Many people watching Ohio’s daily coronavirus briefing don’t even look at the governor. They’re focused on Marla Berkowitz, who’s providing the sign language interpretation they need.
“Every deaf person in Ohio that uses American Sign Language, that’s the only way that they’re getting the message from the governor,” said Dr. Sheryl Figliano, an audiologist.

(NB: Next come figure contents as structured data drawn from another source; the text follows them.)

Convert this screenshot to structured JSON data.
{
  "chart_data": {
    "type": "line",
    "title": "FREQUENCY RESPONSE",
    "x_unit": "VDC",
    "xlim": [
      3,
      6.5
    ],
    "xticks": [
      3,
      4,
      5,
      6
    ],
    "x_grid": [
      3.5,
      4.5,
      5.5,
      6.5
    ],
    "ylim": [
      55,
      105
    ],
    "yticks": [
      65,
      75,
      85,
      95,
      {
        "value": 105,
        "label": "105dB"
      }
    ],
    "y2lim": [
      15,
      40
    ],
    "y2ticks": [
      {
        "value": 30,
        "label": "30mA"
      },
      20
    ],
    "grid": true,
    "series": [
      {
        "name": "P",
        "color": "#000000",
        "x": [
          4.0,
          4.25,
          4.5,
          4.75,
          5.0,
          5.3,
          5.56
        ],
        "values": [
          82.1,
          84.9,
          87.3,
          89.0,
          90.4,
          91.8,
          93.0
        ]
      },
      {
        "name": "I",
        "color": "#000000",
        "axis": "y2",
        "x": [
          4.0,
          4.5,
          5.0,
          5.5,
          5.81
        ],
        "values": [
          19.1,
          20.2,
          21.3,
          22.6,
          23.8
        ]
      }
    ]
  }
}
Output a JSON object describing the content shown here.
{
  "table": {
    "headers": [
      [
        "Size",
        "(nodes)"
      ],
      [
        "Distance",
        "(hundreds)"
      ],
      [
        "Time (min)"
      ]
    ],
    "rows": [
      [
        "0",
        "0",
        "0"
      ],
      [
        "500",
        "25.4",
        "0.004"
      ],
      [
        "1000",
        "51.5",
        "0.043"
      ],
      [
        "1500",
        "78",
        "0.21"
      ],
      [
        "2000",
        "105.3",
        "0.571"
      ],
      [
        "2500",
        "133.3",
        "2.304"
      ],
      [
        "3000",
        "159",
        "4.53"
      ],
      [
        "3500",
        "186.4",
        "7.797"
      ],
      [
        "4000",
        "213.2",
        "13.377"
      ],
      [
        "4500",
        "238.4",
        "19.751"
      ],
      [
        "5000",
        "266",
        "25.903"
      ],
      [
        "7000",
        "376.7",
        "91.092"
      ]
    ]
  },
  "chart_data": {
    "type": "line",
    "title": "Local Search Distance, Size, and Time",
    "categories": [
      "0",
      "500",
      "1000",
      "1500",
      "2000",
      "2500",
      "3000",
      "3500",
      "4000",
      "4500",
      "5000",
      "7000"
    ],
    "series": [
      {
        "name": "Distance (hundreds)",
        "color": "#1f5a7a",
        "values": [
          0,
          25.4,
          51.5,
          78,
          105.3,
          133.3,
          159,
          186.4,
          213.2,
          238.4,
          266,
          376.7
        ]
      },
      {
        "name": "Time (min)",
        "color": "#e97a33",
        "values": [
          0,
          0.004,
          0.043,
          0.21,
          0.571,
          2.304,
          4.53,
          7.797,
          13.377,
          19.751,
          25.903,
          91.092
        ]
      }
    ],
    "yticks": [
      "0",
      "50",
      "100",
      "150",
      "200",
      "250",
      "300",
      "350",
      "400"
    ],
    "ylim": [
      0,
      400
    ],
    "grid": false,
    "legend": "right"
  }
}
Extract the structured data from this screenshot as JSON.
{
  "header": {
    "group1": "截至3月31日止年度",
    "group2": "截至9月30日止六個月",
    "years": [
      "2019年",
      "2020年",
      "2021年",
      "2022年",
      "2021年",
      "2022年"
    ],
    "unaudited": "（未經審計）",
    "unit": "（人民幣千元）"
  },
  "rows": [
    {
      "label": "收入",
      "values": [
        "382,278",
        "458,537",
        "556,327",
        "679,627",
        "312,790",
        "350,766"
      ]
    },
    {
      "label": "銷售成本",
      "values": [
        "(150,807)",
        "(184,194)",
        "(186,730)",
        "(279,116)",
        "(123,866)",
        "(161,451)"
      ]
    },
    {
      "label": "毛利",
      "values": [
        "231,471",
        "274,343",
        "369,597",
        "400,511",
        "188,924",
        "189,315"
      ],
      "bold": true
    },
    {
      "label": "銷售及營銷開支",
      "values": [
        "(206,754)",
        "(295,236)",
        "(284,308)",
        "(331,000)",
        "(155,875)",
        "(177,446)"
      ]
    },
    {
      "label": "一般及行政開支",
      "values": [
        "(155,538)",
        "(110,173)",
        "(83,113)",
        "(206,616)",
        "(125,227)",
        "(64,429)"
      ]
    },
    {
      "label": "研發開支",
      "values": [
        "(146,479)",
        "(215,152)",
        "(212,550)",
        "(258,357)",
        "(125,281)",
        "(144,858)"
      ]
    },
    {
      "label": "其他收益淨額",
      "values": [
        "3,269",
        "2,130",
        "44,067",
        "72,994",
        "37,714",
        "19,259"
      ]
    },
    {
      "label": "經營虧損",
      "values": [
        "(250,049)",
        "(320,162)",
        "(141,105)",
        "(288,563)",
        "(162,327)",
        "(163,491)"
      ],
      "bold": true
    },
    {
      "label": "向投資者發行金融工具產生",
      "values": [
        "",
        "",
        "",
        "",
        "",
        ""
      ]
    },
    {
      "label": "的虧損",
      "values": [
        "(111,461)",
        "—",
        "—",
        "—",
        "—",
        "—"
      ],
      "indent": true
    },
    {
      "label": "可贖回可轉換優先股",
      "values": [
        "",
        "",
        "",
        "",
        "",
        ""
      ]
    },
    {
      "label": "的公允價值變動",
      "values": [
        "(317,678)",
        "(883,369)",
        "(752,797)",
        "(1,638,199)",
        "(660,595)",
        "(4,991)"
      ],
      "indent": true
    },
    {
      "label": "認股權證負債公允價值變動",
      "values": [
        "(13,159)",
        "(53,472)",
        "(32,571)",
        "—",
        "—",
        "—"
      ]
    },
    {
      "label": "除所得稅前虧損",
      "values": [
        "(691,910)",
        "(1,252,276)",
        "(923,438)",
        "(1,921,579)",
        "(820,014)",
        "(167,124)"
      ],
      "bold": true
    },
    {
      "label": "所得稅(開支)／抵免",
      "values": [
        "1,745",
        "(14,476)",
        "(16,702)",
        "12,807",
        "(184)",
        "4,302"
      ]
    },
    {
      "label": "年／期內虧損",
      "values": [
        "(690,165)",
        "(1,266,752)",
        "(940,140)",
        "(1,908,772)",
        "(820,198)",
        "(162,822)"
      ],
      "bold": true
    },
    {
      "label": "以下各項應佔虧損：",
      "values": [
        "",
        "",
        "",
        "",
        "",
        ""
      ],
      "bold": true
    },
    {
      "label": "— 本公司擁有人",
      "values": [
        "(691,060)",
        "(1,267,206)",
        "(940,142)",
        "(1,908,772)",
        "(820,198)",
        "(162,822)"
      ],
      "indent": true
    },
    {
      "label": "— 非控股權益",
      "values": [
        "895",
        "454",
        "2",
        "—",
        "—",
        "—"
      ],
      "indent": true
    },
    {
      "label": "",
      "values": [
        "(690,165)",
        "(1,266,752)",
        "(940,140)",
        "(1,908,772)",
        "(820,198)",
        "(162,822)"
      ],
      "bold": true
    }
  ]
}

The Americans with Disabilities Act was signed in 1990 and requires the governors’ briefings in Ohio, Pennsylvania and across America be signed by a licensed interpreter or have closed captioning to help the hearing impaired.
Sign language is not a word-for-word translation of the English language.
“A lot of it is based on facial expressions,” Figliano said. “It’s processed visually versus auditorially.”
The way Berkowitz does it has caught many people’s attention. She gets involved, always seems bright and cheery, and has been a key figure in Ohio’s briefings — more important to the deaf community than DeWine or Dr. Amy Acton.
“She is amazing,” Figliano said. “She is a hero to me and, again, kudos to the governor for picking her because she is top-notch.”
The signing is the most important part of the job. The signer is making sure every Ohioan has vital information.
Someone who is deaf prefers an expert interpreter over reading closed captioning.
“Sign language is a natural language like any other language and I’m so happy that he recognizes the need for accessibility,” Figliano said.
Berkowitz herself is deaf. Someone signs to her and she passes along the interpretation.